Calarono in verticale con un boato, e si fermarono. Forzon saltò fuori, per ritrovarsi su una stretta spiaggia sabbiosa. Le onde si frangevano ritmicamente, risalendo la spiaggia fino a lambire i suoi sandali.

Rastadt scese pesantemente accanto a lui, impacciato dalla lunga veste che gli svolazzava addosso, ed emettendo dal lungo naso finto strani suoni sibilanti. «Non c’è molta marea» disse. «Appena quanto occorre per cancellare le tracce sospette.» Si allontanò dall’aereo e mandò cautamente una voce. «Qualcuno dovrebbe essere qui ad attenderci» borbottò.

S’incamminò lungo la riva, girò, tornò indietro. La sua veste, un lungo camicione bianco, raccogliendo la debole luce lunare, lo faceva somigliare a un fantasma ballonzolante. «Siamo in anticipo» disse «ma avrebbero dovuto essere qui. Accidenti! Sarebbe antipatico se capitasse un pescatore.»

Parlò brevemente al pilota e gli voltò le spalle con un gesto di impazienza. «Andiamo» disse a Forzon.

Un basso strapiombo dominava la spiaggia. Rastadt, brontolando che da qualche parte ci doveva essere un sentiero, vagò un poco a tentoni nel buio pesto e infine attaccò un’incerta salita. Forzon raccolse intorno a sé la veste e lo seguì. Arrivato in cima, Rastadt si fermò per riprendere fiato e attese che Forzon lo raggiungesse. Gli sbarrava la vista la profonda oscurità di una densa foresta: oltre questa, su una collina distante, la luce isolata, scorta da Forzon, brillava sempre vivacemente.

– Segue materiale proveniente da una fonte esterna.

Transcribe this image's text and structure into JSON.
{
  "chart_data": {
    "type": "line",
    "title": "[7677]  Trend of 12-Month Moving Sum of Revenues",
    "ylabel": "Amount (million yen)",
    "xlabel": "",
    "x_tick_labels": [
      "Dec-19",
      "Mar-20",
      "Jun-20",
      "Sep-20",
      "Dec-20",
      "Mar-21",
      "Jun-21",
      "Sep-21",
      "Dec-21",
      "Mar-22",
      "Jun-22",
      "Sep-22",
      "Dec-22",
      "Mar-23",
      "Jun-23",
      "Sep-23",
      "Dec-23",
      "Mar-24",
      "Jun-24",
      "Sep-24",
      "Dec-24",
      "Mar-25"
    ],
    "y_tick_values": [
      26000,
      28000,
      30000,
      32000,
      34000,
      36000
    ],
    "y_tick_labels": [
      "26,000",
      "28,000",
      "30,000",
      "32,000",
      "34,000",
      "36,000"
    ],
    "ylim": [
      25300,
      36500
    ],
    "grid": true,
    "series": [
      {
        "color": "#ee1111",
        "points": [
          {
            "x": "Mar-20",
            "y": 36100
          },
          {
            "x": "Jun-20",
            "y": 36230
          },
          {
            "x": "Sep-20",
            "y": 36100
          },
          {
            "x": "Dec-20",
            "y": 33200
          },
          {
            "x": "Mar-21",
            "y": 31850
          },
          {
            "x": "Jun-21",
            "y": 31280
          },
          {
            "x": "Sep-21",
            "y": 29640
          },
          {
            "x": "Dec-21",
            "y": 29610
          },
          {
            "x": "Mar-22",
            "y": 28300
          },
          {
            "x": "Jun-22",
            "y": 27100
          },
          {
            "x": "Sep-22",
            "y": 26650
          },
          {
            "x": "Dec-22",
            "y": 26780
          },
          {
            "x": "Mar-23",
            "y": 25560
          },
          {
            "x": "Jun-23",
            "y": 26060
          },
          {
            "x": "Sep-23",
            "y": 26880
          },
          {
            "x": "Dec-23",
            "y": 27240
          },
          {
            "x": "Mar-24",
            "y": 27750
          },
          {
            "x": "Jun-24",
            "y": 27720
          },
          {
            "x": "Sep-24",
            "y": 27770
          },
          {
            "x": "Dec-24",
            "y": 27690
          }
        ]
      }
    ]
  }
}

«Una fattoria» annunciò Rastadt. «Base campale della Squadra B. Avrebbero dovuto essere qui a riceverci.»

Forzon osservò quel lume, calcolando. Le distanze, nel buio, sono ingannevoli; stimò la distanza a due miglia, tre al massimo, augurandosi che non fossero più di quattro. Dietro di sé poteva scorgere vagamente la spiaggia vuota. L’aeroplano era sparito silenziosamente.

«Ma voi non tornate indietro?» esclamò Forzon.

«Dovevo; ma non posso lasciare un dannato novellino come voi, a vagare da solo in un paese sconosciuto. Dovevano accoglierci, maledizione!» Era ancora ansante. «L’aereo tornerà a prendermi domani sera. Non dovrebbe essere difficile trovare il luogo. È la sola casa fra qui e il villaggio. E laggiù c’è una luce. Andiamo.»

Forzon fece un passo avanti, s’impigliò nella veste e inciampò. «State attento, perbacco!» sbottò Rastadt.

«Scusate» disse Forzon.

«Dovete solo dare al vostro viso un’espressione astratta e nessuno oserà discutere la vostra presenza. Ma se cominciate a inciampare nella vostra veste come se non l’aveste mai indossata prima…»

«Ci riuscirò» disse Forzon.

«Andiamo. Li incontreremo probabilmente per strada.»

Si voltò, inciampò anch’egli nella sua veste e procedettero in silenzio.

Cercarono la loro strada alla cieca fra gli alberi e finalmente arrivarono in un piccolo spazio aperto segnato dai solchi dei carri. La luce distante era nascosta dallo spessore del fogliame e Forzon non vedeva proprio nulla.